Prioritize the work to be done. If it’s been awhile since your last trip, you might need some extra work done. Let your dentist know if it’s too much for you emotionally, physically or financially to go through all of the work at once. Your dentist should prioritize your most urgent needs.
Look around and ask questions. Is your dentist a member of the American Dental Association (www.ada.org)? Is your dentist up-to-speed on the latest dental advances? Is the office clean? Are the instruments sanitized? Does your doctor express an interest in your long-term dental health, or are they more interested in selling elective services? You might be afraid of getting a shot, but don’t be afraid to ask questions.
Pick a dentist who will accommodate your needs. How accessible is your dentist? Will they call you back personally if you contact the office with a concern? Does the office send out reminder notices when it’s time for your checkup? Do they explain fees and payment plans before providing treatment?
You wanna be sedated? There are a variety of options available for those too afraid to visit their dentist without a little medical assistance, including oral sedation, intravenous sedation, or the old standby, nitrous oxide – aka, “laughing gas.” Check with your primary care physician first to see, if needed, which option would be best for you.
An overwhelming number of our poll respondents claimed loyalty to their dentist, with nearly four of every five saying they would not see any other dentist but their own. Just one in five were willing to change their dentist, even if it were more convenient to do so.
Some members shared their best – and worst – experiences in the dentist’s chair.
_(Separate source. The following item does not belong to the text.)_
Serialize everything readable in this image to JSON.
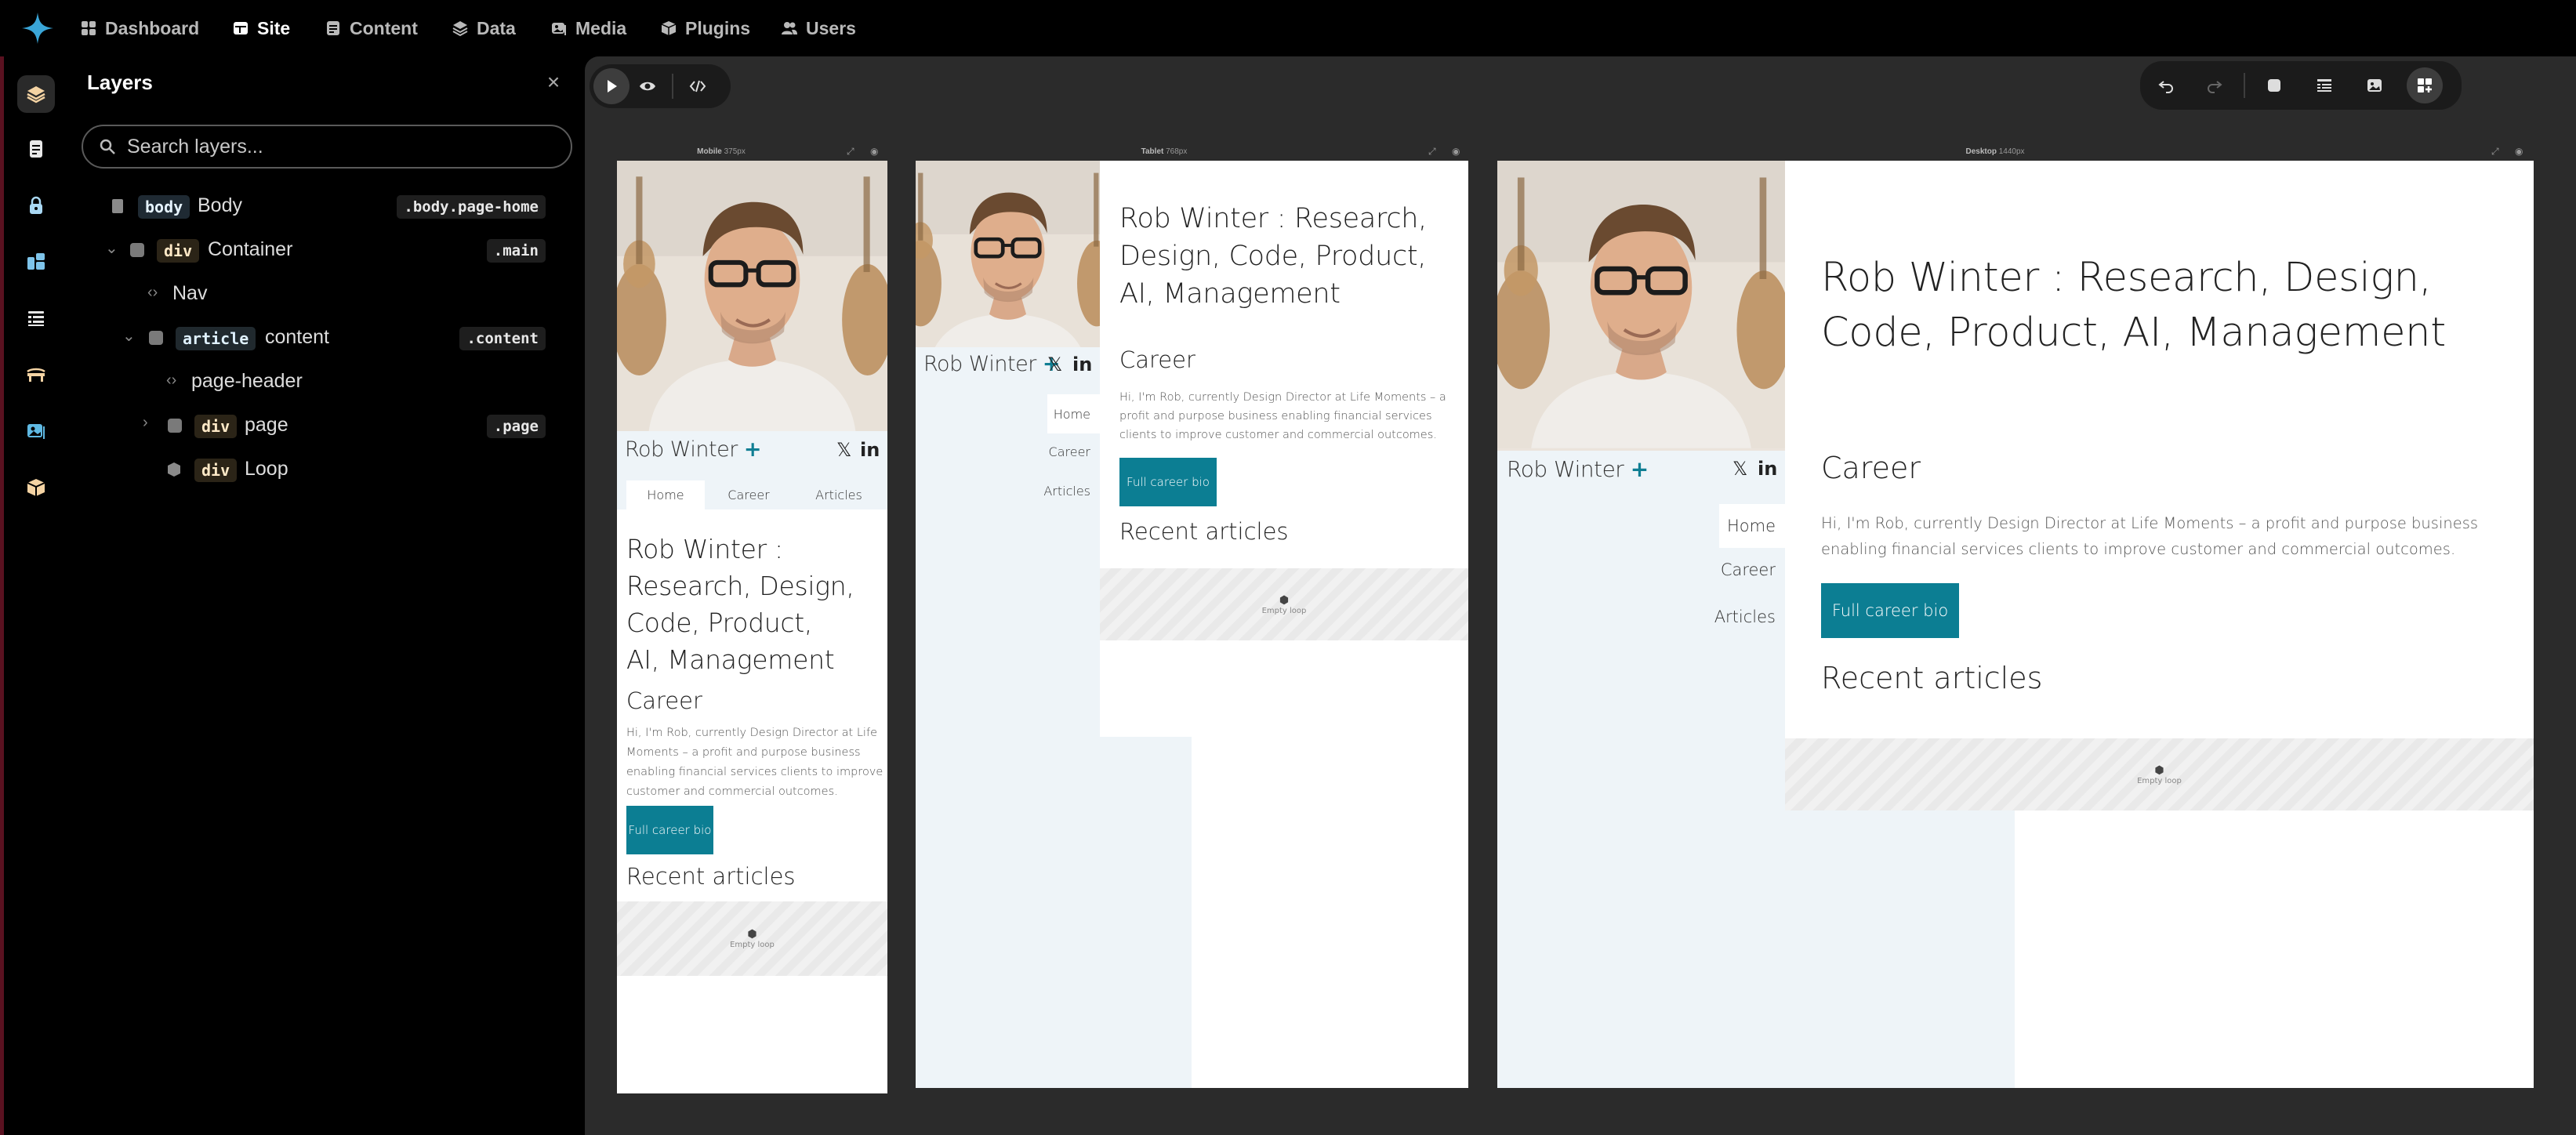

One member moved to a new area and chose her dentist because his office was close to her home. When the dentist came in for the exam, he did not introduce himself to his new patient, nor did he share with her the findings from her exam. Without consulting with the patient on her previous medical history, the dentist made recommendations for major work that the patient later learned through a second opinion, she did not need. The patient also found the office and exam rooms unkempt.
Another member went to her dentist for a checkup and was assured she needed “drastic” amounts of work, starting with redoing a 15-year-old root canal. The patient was assured the procedure would take two visits, but it took five. At one point, the dentist left an assistant to fit a crown and it was done improperly. Instead of fixing the mistake, the dentist sent the patient home with a temporary filling in place of the crown. The member then went to a different dentist, who reviewed the X-rays and said the work the initial dentist recommended wasn’t necessary.
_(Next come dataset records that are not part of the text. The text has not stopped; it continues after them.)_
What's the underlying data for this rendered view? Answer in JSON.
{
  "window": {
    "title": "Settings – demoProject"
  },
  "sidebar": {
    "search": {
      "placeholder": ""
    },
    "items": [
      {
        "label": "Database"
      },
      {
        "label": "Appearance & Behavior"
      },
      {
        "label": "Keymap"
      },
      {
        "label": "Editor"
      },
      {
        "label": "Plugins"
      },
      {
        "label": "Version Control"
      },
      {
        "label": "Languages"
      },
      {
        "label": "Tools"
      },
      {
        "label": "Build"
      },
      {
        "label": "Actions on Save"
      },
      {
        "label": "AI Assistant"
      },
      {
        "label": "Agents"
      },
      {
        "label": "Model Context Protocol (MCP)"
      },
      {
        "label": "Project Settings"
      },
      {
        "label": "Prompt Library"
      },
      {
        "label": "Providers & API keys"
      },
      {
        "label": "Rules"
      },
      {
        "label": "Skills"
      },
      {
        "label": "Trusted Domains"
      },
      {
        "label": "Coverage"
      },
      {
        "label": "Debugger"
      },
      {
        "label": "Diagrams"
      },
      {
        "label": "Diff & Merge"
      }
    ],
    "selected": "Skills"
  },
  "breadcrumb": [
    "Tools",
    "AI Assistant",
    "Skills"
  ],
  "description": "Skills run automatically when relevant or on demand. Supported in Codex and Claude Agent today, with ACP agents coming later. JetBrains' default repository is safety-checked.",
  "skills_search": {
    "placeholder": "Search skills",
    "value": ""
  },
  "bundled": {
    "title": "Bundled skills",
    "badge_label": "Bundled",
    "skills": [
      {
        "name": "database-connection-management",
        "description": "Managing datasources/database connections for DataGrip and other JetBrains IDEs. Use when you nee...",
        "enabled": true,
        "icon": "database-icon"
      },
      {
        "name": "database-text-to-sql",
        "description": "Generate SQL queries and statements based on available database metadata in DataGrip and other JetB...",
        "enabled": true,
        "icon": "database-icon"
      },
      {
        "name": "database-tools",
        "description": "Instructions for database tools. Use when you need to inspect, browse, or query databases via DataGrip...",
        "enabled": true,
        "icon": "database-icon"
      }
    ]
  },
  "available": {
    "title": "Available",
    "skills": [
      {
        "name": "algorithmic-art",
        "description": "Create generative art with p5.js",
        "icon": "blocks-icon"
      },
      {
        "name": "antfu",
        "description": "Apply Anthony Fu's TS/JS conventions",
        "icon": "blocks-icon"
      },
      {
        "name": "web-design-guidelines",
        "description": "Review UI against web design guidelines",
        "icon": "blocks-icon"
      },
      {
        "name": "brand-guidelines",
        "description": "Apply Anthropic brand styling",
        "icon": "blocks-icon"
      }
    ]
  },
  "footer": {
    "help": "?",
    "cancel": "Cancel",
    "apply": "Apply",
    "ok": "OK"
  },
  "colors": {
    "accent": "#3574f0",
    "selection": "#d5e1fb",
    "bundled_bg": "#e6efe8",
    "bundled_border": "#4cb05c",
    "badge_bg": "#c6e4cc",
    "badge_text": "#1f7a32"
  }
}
One member felt he was given a hard sales approach the moment he walked into the office for a general cleaning. During his initial visit, instead of getting the cleaning, an office employee was assigned to sell him on elective services, such as tooth whitening.
A patient visited her dentist and before any work was done, the dentist made sure she was completely numb, then talked her through each step as he did the work. She has since referred many friends and family to that dentist.
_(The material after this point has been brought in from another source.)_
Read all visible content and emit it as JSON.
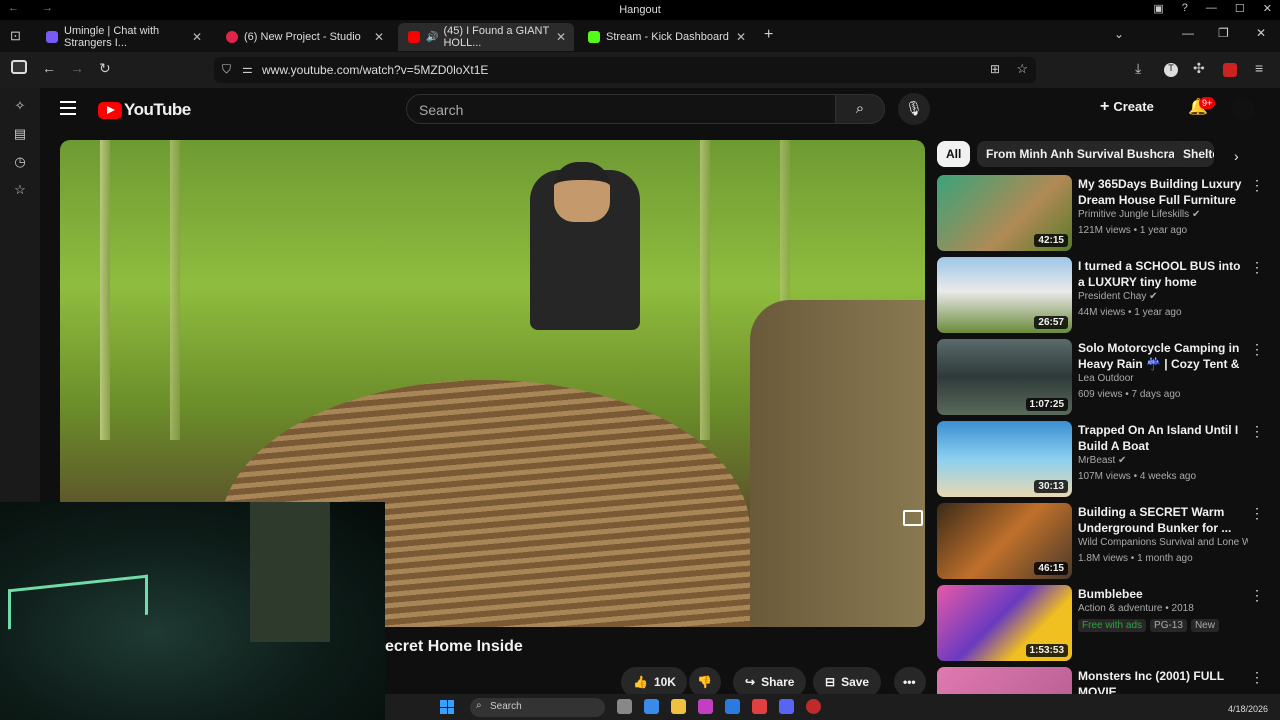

A member had a severe toothache and contacted her dentist, who saw her immediately without an appointment. The dentist has taken special care to not let her see needles or other “scary” dental instruments during procedures and distracts her with pleasant conversation.
One member’s dentistry staff offers their patients hand and foot massages and provides headphones and a flat panel television on the ceiling to watch during exams.
*2,636 Angie’s List members took our poll. Responses are representative of Angie’s List members, but not the general public.